J Soc Biol. 2005;199(4):351-9. doi: 10.1051/jbio:2005037.
Vasopressin, a hypothalamic hormone, acts on its target tissues via three different G protein coupled receptors. The vasopressin V1a and V1b receptors, associated to Gq protein and phospholipase C, are responsible for vasoconstriction and regulation of the corticotroph axis respectively. The V2 vasopressin receptor is coupled to Gs protein and adenylyl cyclase and is responsible for water reabsorption in the renal collecting duct. Mutations of the V2 receptor are involved in diabetes insipidus and most of these mutations result in an endoplasmic reticulum (ER) retention of the mutated receptor. With the V1b receptor model, we have identified a proximal sequence of the C-terminal segment, which is crucial for ER export. Mutations in this short domain result in ER accumulation and degradation of the receptor. SSR 149415, a nonpeptide antagonist of V1bR, which is permeable to cell membrane, is able to rescue the mutant phenotype and acts as a pharmacological chaperone.

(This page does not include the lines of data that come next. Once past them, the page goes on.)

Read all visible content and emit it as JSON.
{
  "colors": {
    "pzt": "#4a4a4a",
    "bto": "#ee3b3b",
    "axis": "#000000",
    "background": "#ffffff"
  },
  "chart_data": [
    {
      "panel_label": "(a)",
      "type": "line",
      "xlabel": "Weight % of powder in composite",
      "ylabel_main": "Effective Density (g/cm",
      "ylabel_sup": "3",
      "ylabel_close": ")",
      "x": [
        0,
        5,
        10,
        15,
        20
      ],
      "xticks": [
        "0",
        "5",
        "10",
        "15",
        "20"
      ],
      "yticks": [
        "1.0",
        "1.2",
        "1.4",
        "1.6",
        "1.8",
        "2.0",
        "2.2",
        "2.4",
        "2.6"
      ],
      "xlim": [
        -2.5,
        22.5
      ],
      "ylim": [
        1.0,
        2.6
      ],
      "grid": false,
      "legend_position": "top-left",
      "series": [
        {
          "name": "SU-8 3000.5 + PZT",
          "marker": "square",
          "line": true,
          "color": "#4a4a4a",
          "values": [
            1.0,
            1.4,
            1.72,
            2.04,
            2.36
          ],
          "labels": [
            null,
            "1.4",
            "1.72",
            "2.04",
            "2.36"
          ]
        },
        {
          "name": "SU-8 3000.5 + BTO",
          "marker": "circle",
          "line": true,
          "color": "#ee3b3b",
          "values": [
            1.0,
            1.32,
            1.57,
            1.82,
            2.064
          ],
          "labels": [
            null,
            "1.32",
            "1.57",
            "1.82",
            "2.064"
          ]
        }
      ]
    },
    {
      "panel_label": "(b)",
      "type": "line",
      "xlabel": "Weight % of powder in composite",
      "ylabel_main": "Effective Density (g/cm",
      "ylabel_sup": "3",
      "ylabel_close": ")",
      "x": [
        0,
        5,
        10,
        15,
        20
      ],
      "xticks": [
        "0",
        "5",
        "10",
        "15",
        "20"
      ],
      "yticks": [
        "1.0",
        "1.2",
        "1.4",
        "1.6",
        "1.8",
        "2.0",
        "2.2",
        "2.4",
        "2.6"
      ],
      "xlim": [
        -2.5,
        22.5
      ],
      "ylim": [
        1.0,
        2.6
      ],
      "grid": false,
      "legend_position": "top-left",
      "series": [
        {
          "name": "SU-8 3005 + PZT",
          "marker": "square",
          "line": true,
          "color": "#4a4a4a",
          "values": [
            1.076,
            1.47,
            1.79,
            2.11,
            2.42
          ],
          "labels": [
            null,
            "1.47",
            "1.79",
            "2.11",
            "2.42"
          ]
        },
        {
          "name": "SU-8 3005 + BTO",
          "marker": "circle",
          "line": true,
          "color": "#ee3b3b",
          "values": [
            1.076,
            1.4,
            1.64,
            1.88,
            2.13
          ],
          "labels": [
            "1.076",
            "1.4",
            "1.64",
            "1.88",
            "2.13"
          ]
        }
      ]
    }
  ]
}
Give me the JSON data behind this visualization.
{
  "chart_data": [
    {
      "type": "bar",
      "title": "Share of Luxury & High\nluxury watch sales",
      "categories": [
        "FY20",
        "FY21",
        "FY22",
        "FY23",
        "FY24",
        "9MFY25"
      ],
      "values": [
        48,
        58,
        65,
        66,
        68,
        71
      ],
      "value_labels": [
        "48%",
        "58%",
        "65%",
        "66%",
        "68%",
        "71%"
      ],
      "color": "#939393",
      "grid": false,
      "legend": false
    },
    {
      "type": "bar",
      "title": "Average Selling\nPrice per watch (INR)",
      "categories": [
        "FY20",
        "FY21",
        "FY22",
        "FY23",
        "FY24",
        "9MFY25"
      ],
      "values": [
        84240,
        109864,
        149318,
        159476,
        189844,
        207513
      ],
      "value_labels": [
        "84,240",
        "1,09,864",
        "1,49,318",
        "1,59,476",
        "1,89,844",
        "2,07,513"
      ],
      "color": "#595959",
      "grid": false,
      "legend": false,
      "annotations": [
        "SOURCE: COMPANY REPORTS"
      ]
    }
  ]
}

血管加压素是一种下丘脑激素,它通过三种不同的G蛋白偶联受体作用于其靶组织。与Gq蛋白和磷脂酶C相关的血管加压素V1a和V1b受体分别负责血管收缩和促肾上腺皮质激素轴的调节。血管加压素V2受体与Gs蛋白和腺苷酸环化酶偶联,负责肾集合管中的水重吸收。V2受体的突变与尿崩症有关,这些突变大多导致突变受体在内质网(ER)中滞留。通过V1b受体模型,我们确定了C末端片段的近端序列,这对ER输出至关重要。该短结构域中的突变导致受体在ER中积累和降解。SSR 149415是一种V1bR的非肽拮抗剂,可透过细胞膜,能够挽救突变表型并作为药理伴侣发挥作用。